GROSSE FATIGUE cause toujours....

Accueil > Chroniques potagères > Un couple en forêt

Un couple en forêt

dimanche 5 février 2017, par Grosse Fatigue

Le sol était boueux après la tempête, nous roulions à deux en souriant, les dents mouchetées de feuilles en décomposition, c’était presque beau. C’était du moins l’un des versants de l’amitié, le plus simple et le plus serein, rouler en vélo dans des chemins détrempés que l’on connaît tellement bien que l’on sait à l’avance où les nids de poules vont ressurgir, comme à Sedan en quarante, par exemple.

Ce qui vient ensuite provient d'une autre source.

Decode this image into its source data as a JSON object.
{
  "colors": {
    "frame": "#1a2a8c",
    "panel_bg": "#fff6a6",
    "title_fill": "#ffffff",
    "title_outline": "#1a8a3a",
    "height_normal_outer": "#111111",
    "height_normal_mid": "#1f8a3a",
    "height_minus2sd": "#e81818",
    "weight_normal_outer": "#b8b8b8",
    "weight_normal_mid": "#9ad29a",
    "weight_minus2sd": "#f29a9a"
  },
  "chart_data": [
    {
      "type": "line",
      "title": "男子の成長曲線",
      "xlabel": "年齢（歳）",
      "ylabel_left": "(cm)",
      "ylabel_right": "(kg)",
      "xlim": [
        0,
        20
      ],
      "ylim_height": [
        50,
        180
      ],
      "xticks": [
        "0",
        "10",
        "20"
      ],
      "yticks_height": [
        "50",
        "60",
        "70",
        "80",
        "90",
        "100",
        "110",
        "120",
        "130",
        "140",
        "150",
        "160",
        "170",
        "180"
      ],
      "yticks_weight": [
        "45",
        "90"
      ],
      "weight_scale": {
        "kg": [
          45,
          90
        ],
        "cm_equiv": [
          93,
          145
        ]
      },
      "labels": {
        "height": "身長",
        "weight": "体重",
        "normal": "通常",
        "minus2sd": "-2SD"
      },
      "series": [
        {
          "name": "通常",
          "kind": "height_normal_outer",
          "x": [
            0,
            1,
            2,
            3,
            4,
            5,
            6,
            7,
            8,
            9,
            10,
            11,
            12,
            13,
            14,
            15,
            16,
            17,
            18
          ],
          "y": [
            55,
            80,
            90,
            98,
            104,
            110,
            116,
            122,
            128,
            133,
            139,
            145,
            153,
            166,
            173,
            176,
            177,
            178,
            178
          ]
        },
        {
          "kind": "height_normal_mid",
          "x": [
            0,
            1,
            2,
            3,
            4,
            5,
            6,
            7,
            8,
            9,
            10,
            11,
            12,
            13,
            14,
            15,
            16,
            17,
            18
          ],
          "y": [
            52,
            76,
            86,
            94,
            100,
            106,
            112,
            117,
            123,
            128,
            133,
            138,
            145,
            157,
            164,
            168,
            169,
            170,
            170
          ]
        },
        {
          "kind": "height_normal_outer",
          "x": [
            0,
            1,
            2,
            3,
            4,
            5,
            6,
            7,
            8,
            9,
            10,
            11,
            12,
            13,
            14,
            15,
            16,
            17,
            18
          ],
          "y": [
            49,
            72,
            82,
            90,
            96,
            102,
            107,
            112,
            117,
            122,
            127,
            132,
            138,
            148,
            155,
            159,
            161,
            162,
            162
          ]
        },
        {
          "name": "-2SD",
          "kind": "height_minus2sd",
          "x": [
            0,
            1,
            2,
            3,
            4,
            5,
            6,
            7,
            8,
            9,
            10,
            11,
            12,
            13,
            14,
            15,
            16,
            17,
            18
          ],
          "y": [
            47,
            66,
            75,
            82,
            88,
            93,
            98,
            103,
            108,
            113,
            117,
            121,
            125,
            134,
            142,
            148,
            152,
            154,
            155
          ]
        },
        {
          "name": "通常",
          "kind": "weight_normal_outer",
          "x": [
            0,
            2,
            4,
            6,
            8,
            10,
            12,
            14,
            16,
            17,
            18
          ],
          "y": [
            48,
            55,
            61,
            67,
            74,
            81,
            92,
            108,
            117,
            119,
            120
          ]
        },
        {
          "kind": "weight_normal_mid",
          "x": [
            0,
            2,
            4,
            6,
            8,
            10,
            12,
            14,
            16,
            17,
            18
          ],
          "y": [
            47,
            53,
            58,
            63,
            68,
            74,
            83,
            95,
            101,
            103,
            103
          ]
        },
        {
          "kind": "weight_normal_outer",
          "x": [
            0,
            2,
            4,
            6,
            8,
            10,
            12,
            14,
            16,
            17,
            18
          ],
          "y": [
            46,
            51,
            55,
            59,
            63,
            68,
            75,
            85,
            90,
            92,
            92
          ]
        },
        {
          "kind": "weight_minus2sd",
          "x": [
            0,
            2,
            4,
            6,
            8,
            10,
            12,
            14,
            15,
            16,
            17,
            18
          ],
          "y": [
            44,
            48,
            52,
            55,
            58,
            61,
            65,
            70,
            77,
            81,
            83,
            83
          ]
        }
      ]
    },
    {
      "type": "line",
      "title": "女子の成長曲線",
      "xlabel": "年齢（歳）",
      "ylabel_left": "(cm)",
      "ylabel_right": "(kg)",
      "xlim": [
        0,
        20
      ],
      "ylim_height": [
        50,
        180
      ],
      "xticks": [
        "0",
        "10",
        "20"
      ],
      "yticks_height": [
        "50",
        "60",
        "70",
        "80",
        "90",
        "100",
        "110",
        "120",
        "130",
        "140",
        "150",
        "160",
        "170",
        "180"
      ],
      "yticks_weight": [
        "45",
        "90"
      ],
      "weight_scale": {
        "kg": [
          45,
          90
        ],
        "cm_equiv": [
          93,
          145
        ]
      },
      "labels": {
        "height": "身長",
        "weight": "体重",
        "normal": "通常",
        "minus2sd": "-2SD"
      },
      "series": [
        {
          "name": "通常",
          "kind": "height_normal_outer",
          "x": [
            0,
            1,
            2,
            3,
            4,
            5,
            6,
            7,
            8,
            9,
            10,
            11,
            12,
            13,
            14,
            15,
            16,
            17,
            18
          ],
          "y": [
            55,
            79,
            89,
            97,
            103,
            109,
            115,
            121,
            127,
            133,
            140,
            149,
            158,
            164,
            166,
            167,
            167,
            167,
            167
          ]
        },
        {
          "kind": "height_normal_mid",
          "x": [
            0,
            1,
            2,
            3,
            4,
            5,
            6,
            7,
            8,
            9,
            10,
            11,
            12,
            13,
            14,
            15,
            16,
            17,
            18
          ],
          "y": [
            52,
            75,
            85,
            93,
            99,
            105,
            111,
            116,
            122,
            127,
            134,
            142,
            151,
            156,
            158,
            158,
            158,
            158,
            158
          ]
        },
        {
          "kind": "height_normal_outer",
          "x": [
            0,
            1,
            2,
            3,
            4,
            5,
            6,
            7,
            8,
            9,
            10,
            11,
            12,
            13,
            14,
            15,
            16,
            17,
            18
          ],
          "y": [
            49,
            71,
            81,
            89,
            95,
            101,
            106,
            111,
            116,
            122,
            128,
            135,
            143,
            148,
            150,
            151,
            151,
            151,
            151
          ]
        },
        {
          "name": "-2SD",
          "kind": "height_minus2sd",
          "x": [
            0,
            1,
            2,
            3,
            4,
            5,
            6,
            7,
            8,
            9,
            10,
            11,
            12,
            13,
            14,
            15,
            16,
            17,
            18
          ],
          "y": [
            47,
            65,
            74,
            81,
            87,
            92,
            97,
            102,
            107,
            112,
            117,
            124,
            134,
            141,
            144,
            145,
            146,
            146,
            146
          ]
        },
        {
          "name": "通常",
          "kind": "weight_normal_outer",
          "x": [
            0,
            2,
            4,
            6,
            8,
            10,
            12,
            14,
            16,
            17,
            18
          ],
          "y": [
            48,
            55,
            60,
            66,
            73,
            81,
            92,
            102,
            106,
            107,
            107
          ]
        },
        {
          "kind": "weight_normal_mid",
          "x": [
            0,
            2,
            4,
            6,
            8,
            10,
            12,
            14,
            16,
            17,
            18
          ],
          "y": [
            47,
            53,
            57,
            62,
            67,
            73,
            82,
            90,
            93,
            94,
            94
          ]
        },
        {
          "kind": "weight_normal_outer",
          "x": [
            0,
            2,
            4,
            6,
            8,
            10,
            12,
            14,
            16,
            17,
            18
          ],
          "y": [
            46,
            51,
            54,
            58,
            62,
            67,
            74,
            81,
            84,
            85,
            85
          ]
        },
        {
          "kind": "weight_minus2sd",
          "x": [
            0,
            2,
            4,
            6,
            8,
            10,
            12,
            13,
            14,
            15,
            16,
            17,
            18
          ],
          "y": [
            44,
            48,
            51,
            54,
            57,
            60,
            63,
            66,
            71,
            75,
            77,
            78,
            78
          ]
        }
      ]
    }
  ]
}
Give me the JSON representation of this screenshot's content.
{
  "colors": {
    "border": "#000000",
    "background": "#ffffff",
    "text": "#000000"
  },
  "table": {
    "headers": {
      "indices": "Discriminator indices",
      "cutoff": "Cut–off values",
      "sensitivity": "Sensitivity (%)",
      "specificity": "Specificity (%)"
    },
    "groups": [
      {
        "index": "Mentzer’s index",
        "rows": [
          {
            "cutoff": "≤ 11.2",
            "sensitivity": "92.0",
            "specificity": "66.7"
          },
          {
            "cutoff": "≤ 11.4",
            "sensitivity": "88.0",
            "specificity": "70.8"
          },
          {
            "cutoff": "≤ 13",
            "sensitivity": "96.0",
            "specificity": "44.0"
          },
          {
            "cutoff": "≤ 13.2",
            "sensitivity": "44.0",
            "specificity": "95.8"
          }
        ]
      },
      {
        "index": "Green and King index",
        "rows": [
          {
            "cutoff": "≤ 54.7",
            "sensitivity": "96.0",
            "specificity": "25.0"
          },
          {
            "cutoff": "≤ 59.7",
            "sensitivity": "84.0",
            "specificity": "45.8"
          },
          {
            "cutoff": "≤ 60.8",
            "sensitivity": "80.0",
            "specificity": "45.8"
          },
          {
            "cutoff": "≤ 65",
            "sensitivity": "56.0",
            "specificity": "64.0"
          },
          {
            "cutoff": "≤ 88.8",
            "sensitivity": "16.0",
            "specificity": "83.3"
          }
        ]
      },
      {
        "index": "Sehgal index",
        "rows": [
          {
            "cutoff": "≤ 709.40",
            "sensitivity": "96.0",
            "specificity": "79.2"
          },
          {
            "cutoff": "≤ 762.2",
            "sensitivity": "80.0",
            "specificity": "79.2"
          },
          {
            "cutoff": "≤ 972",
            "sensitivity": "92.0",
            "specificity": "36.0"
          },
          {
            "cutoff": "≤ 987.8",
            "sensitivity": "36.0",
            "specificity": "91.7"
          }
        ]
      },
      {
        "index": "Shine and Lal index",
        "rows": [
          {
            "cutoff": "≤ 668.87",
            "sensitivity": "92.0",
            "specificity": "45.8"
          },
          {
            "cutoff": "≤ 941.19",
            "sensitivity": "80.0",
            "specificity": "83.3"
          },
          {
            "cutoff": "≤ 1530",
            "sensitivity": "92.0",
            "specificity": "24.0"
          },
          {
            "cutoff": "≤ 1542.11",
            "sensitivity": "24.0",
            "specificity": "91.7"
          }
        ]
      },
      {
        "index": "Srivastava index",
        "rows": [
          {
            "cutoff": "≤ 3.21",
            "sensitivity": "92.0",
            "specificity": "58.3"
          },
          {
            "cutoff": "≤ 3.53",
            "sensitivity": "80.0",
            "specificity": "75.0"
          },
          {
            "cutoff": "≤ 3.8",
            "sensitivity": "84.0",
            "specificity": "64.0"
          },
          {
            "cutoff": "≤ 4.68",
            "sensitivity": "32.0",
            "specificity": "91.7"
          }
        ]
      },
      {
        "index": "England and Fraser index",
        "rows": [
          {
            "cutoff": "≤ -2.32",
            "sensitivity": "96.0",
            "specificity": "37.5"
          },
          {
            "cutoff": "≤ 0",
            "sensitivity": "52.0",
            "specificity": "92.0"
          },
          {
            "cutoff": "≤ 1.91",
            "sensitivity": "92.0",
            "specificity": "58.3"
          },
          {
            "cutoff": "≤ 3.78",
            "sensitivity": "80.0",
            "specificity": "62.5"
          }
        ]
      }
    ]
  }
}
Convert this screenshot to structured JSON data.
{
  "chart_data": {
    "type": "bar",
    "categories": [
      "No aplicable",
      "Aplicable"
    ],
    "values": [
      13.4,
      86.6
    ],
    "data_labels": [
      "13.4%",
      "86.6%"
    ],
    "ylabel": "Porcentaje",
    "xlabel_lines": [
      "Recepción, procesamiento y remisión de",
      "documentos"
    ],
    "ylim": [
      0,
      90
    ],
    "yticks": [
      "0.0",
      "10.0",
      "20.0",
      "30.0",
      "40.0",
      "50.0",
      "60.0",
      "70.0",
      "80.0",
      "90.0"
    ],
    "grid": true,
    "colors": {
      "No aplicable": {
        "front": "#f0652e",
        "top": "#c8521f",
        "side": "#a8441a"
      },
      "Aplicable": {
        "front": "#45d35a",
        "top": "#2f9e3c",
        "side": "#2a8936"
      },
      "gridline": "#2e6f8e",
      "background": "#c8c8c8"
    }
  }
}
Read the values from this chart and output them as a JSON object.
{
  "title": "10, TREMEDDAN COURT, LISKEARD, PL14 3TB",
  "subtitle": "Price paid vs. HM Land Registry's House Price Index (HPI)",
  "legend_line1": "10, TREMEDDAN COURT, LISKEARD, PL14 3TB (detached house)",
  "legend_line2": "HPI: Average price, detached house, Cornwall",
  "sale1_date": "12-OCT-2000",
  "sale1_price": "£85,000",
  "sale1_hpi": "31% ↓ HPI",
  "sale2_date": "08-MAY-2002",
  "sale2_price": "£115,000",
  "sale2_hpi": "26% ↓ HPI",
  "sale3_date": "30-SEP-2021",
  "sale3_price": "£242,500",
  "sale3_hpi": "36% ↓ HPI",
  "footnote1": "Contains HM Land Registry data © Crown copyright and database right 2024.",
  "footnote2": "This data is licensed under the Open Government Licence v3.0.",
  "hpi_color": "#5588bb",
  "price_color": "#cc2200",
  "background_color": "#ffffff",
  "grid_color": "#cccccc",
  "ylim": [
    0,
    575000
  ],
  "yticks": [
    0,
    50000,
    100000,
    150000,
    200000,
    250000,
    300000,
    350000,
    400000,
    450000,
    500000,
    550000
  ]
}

Nous avions fini le tour de nos sujets préférés. Je m’étais auto-congratulé puisque je sais depuis longtemps que Fillon na jamais eu aucune chance de gagner la présidentielle. J’en avais fait des tonnes auprès d’un collègue croyant, lui expliquant avec projections à l’appui qu’une élection se gagne au centre, et que Fillon avait les voix des vieilles bourgeoises de Province qui croyaient que Jésus était blond et propre sur lui... Nous n’avons pas parlé de Marine parce qu’il n’y a plus rien à attendre, la marée reste vague, mais elle sera haute, hélas, et polluante, déjà. Je doute que Macron aime vraiment une vieille femme, mais ça n’a aucune importance : quand il sera président, il pourra raconter n’importe quoi. D’ailleurs, dans une côte précédente et avant de nous abandonner, un autre ami cycliste me disait : "Mais Macron n’a pas de programme !". Ben justement : il assume. Quel génie ce type ! Faire croire aux populos qu’il les défendra en libéralisant les taxis, les bus, et les urinoirs... Quel homme ! Car je développe l’idée : pas de programme, ça ne fera aucun déçu ! Il suffit de dire qu’il gérera : car il va gérer les affaires courantes. Personne ne sera déçu car personne n’attend rien. Et tant que les têtes de gondoles sont pleines, tout ira bien.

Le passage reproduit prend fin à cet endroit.